Deployment – This topic is a higher-level one: it requires a provisioned and configured infrastructure to finally deploy a released version of an application into production. DevOps and Agile practitioners usually speak about Continuous Delivery and Continuous Deployment, as the last steps after Continuous Integration (CI). Some available tools are specific for deploying containers-based applications (Rancher, Containership), others are more generic (e.g. Apache Brooklyn, Spinnaker, Alien4Cloud, Cloudify) and can deploy both traditional and container-based applications. Some tools are based on the TOSCA open standard and provide a GUI to graphically define applications’ topology (Cloudify, Alien4Cloud), others rely on a Domain Specific Language (DSL) using JSON (Spinnaker) or YAML+Java (Brooklyn). All the available Deployment tools support multiple cloud providers, either directly (Spinnaker) or through specific plugins (Alien4Cloud, Cloudify); Brooklyn uses the Apache jclouds multi-cloud toolkit. Most tools also support deployment on existing (HW or VM) nodes, a feature usually indicated as Bring Your Own Node (BYON). Some deployment tools (Brooklyn, Cloudify) also support post-deployment orchestration, by setting up monitoring to detect potential issues and remediate them.

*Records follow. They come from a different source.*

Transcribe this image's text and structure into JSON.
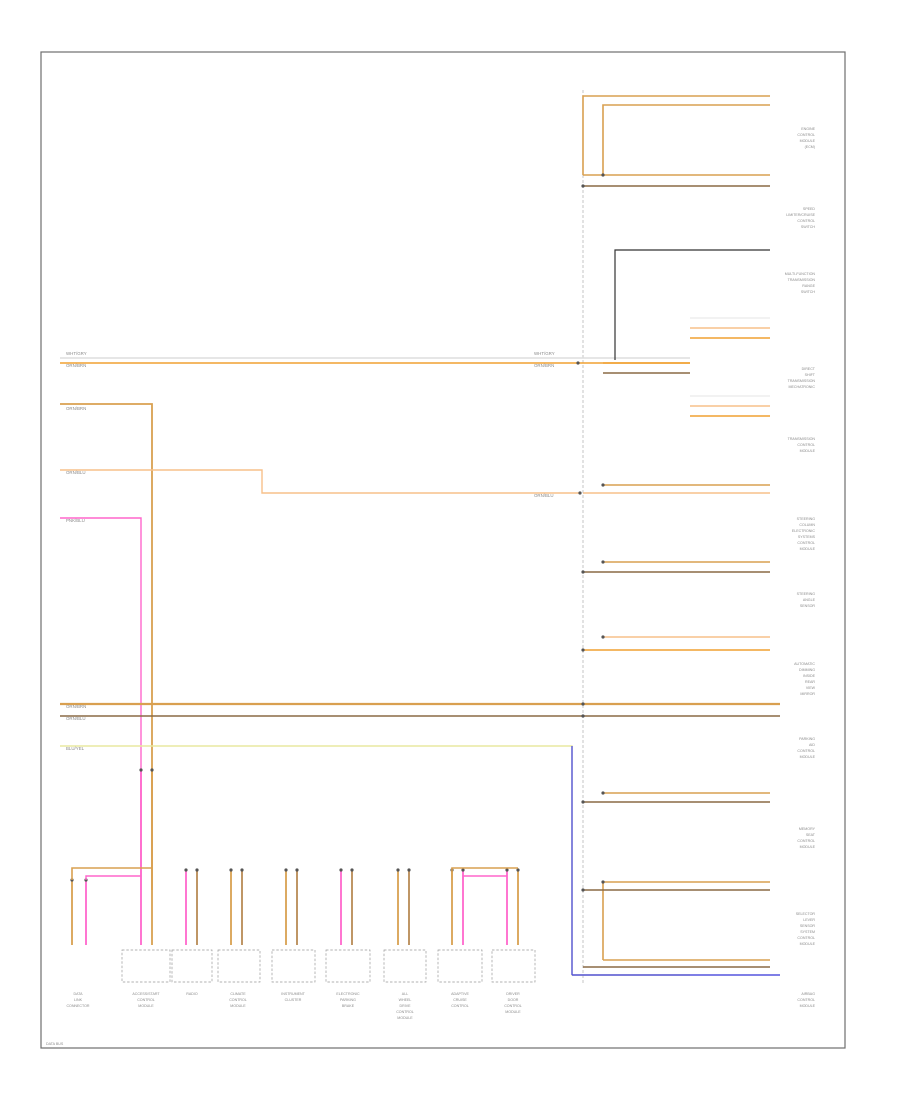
{
  "diagram": {
    "page_label": "DATA BUS",
    "colors": {
      "orange": "#f0a030",
      "orange_brown": "#d9a050",
      "brown": "#b88a55",
      "pink": "#ff66cc",
      "yellow": "#f2f2b0",
      "blue": "#5555dd",
      "black": "#333333",
      "light_orange": "#f7c08a"
    },
    "left_wire_labels": [
      "WHT/GRY",
      "ORN/BRN",
      "ORN/BRN",
      "ORN/BLU",
      "PNK/BLU",
      "ORN/BRN",
      "ORN/BLU",
      "BLU/YEL"
    ],
    "right_wire_labels": [
      "WHT/GRY",
      "ORN/BRN",
      "ORN/BLU"
    ],
    "right_components": [
      "ENGINE CONTROL MODULE (ECM)",
      "SPEED LIMITER/CRUISE CONTROL SWITCH",
      "MULTI-FUNCTION TRANSMISSION RANGE SWITCH",
      "DIRECT SHIFT TRANSMISSION MECHATRONIC",
      "TRANSMISSION CONTROL MODULE",
      "STEERING COLUMN ELECTRONIC SYSTEMS CONTROL MODULE",
      "STEERING ANGLE SENSOR",
      "AUTOMATIC DIMMING INSIDE REAR VIEW MIRROR",
      "PARKING AID CONTROL MODULE",
      "MEMORY SEAT CONTROL MODULE",
      "SELECTOR LEVER SENSOR SYSTEM CONTROL MODULE",
      "AIRBAG CONTROL MODULE"
    ],
    "bottom_components": [
      "DATA LINK CONNECTOR",
      "ACCESS/START CONTROL MODULE",
      "RADIO",
      "CLIMATE CONTROL MODULE",
      "INSTRUMENT CLUSTER",
      "ELECTRONIC PARKING BRAKE",
      "ALL WHEEL DRIVE CONTROL MODULE",
      "ADAPTIVE CRUISE CONTROL",
      "LIGHTING CONTROL MODULE",
      "DRIVER DOOR CONTROL MODULE"
    ]
  }
}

Orchestration – At the top level of the application deployment and runtime lifecycle management reside cloud application orchestrators, that have a role to run full workflows of low-level operations like provisioning of resources, configuring and installing components, connecting components to apply dependences, or tear down individual components. Orchestrators can work with any of the resource types – compute, networking, storage, services and more. Note that some of the Orchestration tools also have other capabilities, such as Provisioning or Deployment, which is why they been already mentioned in the related section above. Some of the orchestrators are platform- or technology-dependent (e.g., OpenStack Heat, Kubernetes), while others are in principle platform agnostic (e.g., Apache Brooklyn, Alien4Cloud, Cloudify, ARIA TOSCA, OpenTOSCA). The most used and advanced orchestration platform today is Kubernetes, an open-source platform for running and managing containerized applications. Its orchestration applies to computing, networking, and storage infrastructure. Kubernetes is available as an open source, or as part of the Red Hat OpenShift platform, or as one of the many Kubernetes-as-a-service offerings from many cloud providers (Amazon Eks, Google GKE, Azure AKS, and others). Kubernetes deploys containers in groups called Pods on a cluster usually composed by one master and one or more worker nodes. Kubernetes can be configured through its "declarative" API (it allows to specify the target state of all the involved objects) or through YAML configuration files executed by a command line tool (kubectl).